Zimbabwe and SA jurisdictions are founded on Roman and Roman-Dutch law, and hence are similar in legal principles.

While the tradition has been for our courts to follow without hesitation developments coming from across the Limpopo, legal experts who spoke to The Herald yesterday discouraged local courts from upholding “the reasoning of the SA apex court on the grounds of world trends”.

The unanimous decision by that country’s Constitutional Court delivered last week on Friday says that marriage is based on the concept of two willing parties and where the relationship breaks down, it is not appropriate for the law to intervene in the parties’ intimate personal affairs.

It said one could not attach monetary value to marital fidelity while the third party involved could not be sued for damages.

Penned by Justice Mbuyiseli Madlanga, the judgment recognised that, when developing the common law, courts must have regard to societal values, which are based on constitutional norms.

The central question in this case, then, was whether society would still regard it as legally unacceptable for a third party to commit adultery with someone’s spouse.

The court found that the global trend was moving towards the abolition of civil claims based on adultery.

Said Justice Madlanga: “Even in South Africa, it is clear that attitudes towards the legal sanction of adultery have been softening.

“Marriages are founded on love and respect, which are not legal rules and are the responsibility of the spouses themselves.

“In the present case, the breakdown of the marriage was as a result of failure by the spouses themselves to sustain their marriage, and thus it would be inappropriate for the courts to intervene.

“In contrast, maintaining the claim in our law would infringe on various rights of adulterous spouses and the third parties, including the rights to dignity and privacy.

“Accordingly, adultery should no longer be punished through a civil damages claim against a third party.”

Local legal and social commentators described the historic judicial decision as an attack on the sanctity of marriage and a move to decimate cultural and moral values that have kept the society glued for many years.

Advocate Thembinkosi Magwaliba described the judgment as inconsistent with the concept of delictual compensation for injuries for emotional injury.

“While no monetary value could be attached to damages to such emotional pain, the courts have always used their value judgment to arrive at a fair amount commensurate with the level of pain and suffering and other factors including the views of society towards the delict,” he said.

In Zimbabwe, as indeed most African societies, including South Africa, Adv Magwaliba said, society had not developed to accept adultery as permissible.

“The duty to develop common law in line with the constitution does not mean frog marching society and its values to a future which we are not yet ready to embrace,” he said.

“The very fact that marriage is based on the consent of both parties is the reason why the adulterer must be made to pay adultery damages.

“He or she knows almost always that the partner is married and all the same goes ahead with the relationship.”

Analyst Mrs Sithembile Mpofu viewed the judgment by the South African apex court as a clear reflection of the futility of legislating on issues of morality.

She said the local courts had not been as bold as the South African courts, but have demonstrated that they do not regard adultery as a heinous transgression deserving of harsh sanction as seen in the low quantum of damages they usually award.

“As we go forward and with this precedent having been set by our sister jurisdiction, it is, however, likely that our own common law shall soon follow suit,” she said.

“The onus will then fall on members of society to deal with these issues within their own personal spaces and according to their own moral standards.”

Harare-based legal expert Mr Vote Muza said: “Our Constitutional Court must not rush to uphold the reasoning of the SA apex court on the grounds of world trends.

“Most of these developments are coming from Western jurisdictions that have been abandoning morality in preference of such debauchery as homosexuality, and legalised prostitution.”

Mr Muza said the sanctity of marriage should be protected, hence adultery must remain punishable civilly.

“If we are to build a strong society, the starting point is to use the law to protect certain good morals.

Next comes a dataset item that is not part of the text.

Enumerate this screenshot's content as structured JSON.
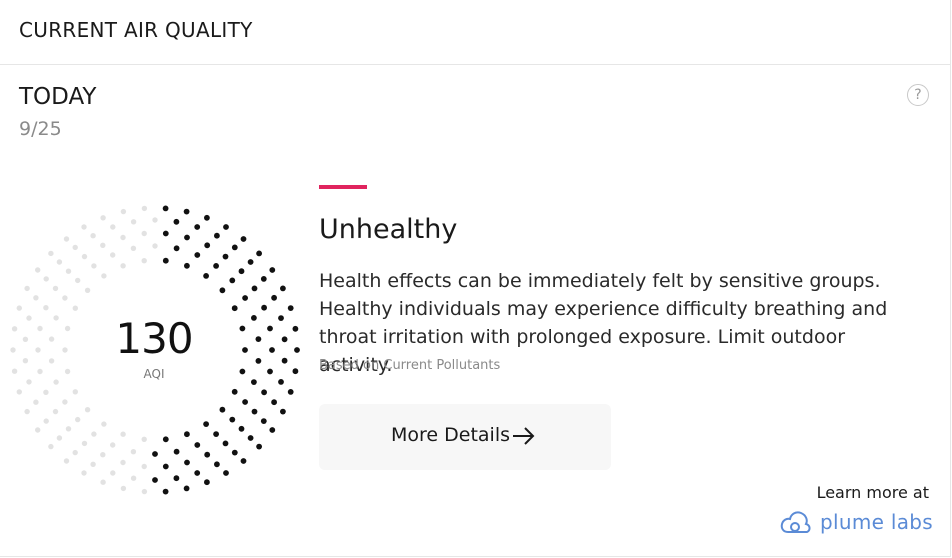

Hence our court should not be swayed by pro-Western judicial interpretations whose effect is to proliferate our society with dangerous moral habits,” he said.

Bulawayo-based social commentator Mr Teddy Ncube said the family as a unit is a strategic institution which should be protected.

“Like every other institution, it should be treated using modern indicators of value.

“The collapse or failure of civil partnerships has a levy on the state,” he said.

To this end, Mr Ncube said, the act of attaching monetary value was a deterrent measure seeking to discourage deliberate acts of savagery in civil relationships.

“It is good to be outward looking in policy making, but the outward is not a source of legitimacy,” he said.

“It’s, therefore, not enough to site cultural practices abroad to justify the appropriateness of cultural transformation at home.”

Mr Ncube pointed out that social transformation was a good thing, but as African countries, there was need to always look into “our culture and history for guidance”.